In an interview with InformationWeek, Jim Sterne, founder of the eMetrics Summit and the Digital Analytics Association, warned that the relative reliability of sources needs to be considered since CRM system data, onsite user behavior data, and social media sentiment analysis data are not equally trustworthy.
“If I’m looking at a dashboard as a senior executive and I know where the data came from and how it was cleansed and blended, I’m looking at the numbers as if they have equal weight,” he said. “It’s like opening up a spice cabinet and assuming each spice is as spicy as any other. I will make bad decisions because I don’t know how the information was derived.”

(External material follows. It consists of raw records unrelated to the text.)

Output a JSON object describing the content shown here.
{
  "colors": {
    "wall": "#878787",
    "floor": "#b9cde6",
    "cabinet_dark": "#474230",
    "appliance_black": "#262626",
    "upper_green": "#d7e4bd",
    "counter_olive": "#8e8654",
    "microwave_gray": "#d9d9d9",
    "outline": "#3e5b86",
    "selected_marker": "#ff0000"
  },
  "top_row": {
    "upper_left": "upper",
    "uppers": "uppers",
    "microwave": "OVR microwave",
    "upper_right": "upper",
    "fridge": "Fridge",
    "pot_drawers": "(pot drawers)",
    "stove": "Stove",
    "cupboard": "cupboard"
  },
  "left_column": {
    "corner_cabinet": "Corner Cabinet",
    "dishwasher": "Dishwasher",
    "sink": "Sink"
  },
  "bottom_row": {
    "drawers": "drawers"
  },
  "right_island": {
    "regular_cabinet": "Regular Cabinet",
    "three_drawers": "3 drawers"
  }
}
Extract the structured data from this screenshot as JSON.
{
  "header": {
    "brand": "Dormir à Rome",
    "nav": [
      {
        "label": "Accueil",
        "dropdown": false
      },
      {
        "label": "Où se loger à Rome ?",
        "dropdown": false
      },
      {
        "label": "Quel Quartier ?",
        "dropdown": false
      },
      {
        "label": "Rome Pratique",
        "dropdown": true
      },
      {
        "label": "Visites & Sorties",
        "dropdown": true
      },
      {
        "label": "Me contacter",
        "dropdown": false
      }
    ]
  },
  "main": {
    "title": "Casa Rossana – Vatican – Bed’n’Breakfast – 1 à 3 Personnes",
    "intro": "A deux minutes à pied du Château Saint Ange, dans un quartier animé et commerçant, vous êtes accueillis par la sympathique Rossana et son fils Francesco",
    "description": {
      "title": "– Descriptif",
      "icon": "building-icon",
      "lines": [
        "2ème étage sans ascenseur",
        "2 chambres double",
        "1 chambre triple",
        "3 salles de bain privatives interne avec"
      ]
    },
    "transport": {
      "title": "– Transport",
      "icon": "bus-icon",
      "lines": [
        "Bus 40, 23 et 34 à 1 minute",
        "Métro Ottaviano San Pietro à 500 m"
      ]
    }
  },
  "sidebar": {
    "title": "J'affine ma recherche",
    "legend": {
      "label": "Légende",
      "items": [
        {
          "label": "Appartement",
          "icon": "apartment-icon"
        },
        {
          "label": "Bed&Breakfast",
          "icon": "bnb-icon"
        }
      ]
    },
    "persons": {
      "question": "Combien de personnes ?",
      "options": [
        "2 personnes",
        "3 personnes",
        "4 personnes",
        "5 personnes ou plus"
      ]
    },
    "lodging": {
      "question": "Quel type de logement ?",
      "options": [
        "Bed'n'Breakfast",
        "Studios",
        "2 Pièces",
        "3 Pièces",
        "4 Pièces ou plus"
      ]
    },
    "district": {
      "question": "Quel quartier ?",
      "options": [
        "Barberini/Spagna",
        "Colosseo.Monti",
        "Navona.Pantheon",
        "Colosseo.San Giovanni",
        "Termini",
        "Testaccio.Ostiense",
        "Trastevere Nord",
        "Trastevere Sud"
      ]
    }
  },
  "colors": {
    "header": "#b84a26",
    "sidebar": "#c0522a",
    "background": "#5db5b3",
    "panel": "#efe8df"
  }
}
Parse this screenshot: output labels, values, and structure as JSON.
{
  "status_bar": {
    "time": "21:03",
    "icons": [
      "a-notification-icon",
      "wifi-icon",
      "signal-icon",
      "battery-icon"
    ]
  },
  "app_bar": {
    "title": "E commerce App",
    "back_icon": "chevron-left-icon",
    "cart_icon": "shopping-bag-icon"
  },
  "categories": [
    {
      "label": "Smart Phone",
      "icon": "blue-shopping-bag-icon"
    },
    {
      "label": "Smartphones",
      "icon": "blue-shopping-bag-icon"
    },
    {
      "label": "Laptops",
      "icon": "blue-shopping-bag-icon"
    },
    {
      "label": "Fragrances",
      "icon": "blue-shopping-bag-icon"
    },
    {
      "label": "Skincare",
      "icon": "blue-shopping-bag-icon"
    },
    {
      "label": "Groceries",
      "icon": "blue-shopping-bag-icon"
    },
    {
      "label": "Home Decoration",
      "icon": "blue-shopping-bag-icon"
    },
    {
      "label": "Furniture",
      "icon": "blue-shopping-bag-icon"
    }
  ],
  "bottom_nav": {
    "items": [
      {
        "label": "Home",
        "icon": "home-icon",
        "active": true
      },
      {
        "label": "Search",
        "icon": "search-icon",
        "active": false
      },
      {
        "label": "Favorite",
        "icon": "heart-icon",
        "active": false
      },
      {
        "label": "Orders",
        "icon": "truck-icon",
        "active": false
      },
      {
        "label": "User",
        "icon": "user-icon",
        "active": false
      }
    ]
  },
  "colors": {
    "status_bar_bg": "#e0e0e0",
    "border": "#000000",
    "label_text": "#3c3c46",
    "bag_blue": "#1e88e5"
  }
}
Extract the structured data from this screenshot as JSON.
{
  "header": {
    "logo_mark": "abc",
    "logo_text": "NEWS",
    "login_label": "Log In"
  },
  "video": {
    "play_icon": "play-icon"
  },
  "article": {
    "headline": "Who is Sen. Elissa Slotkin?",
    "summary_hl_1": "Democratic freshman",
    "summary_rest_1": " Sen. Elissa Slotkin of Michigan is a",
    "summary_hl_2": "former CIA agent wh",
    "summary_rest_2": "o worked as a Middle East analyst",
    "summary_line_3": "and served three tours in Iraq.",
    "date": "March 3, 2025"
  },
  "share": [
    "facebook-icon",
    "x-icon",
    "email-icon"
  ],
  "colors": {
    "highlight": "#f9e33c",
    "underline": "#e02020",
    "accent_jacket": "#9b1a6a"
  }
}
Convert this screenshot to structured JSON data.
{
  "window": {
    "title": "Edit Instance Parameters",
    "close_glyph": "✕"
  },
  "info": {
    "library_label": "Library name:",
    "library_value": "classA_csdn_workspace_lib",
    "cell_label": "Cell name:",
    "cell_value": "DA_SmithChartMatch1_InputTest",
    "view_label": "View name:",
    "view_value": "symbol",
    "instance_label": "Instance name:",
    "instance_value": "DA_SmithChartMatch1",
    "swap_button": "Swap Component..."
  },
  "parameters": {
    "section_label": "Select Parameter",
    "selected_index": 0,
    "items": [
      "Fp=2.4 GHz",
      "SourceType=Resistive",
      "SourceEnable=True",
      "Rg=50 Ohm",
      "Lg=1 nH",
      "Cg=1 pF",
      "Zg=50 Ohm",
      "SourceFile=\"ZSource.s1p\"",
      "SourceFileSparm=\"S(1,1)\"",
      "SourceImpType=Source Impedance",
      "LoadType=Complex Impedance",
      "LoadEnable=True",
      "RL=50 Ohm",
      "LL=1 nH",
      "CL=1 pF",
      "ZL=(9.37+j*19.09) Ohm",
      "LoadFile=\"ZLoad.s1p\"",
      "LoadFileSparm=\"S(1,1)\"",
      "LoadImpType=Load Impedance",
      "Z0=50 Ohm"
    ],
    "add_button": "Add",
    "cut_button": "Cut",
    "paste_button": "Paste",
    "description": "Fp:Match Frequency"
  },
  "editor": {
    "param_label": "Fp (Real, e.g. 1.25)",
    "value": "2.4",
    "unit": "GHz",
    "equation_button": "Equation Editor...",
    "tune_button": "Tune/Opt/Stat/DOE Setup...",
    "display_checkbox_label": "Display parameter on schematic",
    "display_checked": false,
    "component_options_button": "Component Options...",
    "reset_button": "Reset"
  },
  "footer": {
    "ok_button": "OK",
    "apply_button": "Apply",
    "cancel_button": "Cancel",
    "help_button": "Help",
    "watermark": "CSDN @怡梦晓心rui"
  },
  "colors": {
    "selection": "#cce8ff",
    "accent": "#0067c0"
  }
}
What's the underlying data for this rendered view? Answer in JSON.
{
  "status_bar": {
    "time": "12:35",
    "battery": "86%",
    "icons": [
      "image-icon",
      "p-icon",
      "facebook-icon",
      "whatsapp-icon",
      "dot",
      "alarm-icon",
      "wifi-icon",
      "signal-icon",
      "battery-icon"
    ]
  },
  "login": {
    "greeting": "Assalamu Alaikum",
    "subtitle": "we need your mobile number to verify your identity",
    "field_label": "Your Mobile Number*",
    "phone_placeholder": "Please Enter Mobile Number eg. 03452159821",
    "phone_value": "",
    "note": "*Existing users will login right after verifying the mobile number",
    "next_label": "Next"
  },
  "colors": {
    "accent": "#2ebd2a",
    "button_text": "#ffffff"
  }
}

4. Not Getting What You Bought
Similar products often sound alike, but their actual capabilities can vary greatly. IT can help identify important differences.
While it may be tempting to purchase a product based on its exhaustive feature set or its latest enhancements, feature-based buying often proves to be a mistake because it omits or minimizes strategic thinking. To reduce the risk of buyer’s remorse, consulting with IT can help you assess your current and future requirements and help you choose a solution that aligns with your needs.

5. Scope Creep
Business users typically want immediate benefits from big data, analytics packages, and BI systems. But, if the project has a lot of technological complexity — and particularly if it involves tech dependencies that are outside the control of your department — it’s often best to implement in phases. Approaching large initiatives as one big project may prove to be more complicated, time-consuming, and costly than anticipated.
IT can help you break a large, difficult-to-manage project into several smaller projects, each of which has its own timeline and goals. That way, you can set realistic end-user and C-suite expectations and effectively control risks. Phasing large projects can also provide you with the flexibility you need to adjust your implementation as business requires.

6. Missing Out On Prior Experience
IT professionals and outsourced IT resources often have prior experience with BI and analytics implementations that are specific or relevant to your department. Some of them have implemented solutions in other companies, departments, or industries and have gained valuable insight from those experiences. When armed with such knowledge, they can help you understand potential opportunities, challenges, and pitfalls you may not have considered which can affect planning, implementation, and the choice of solutions.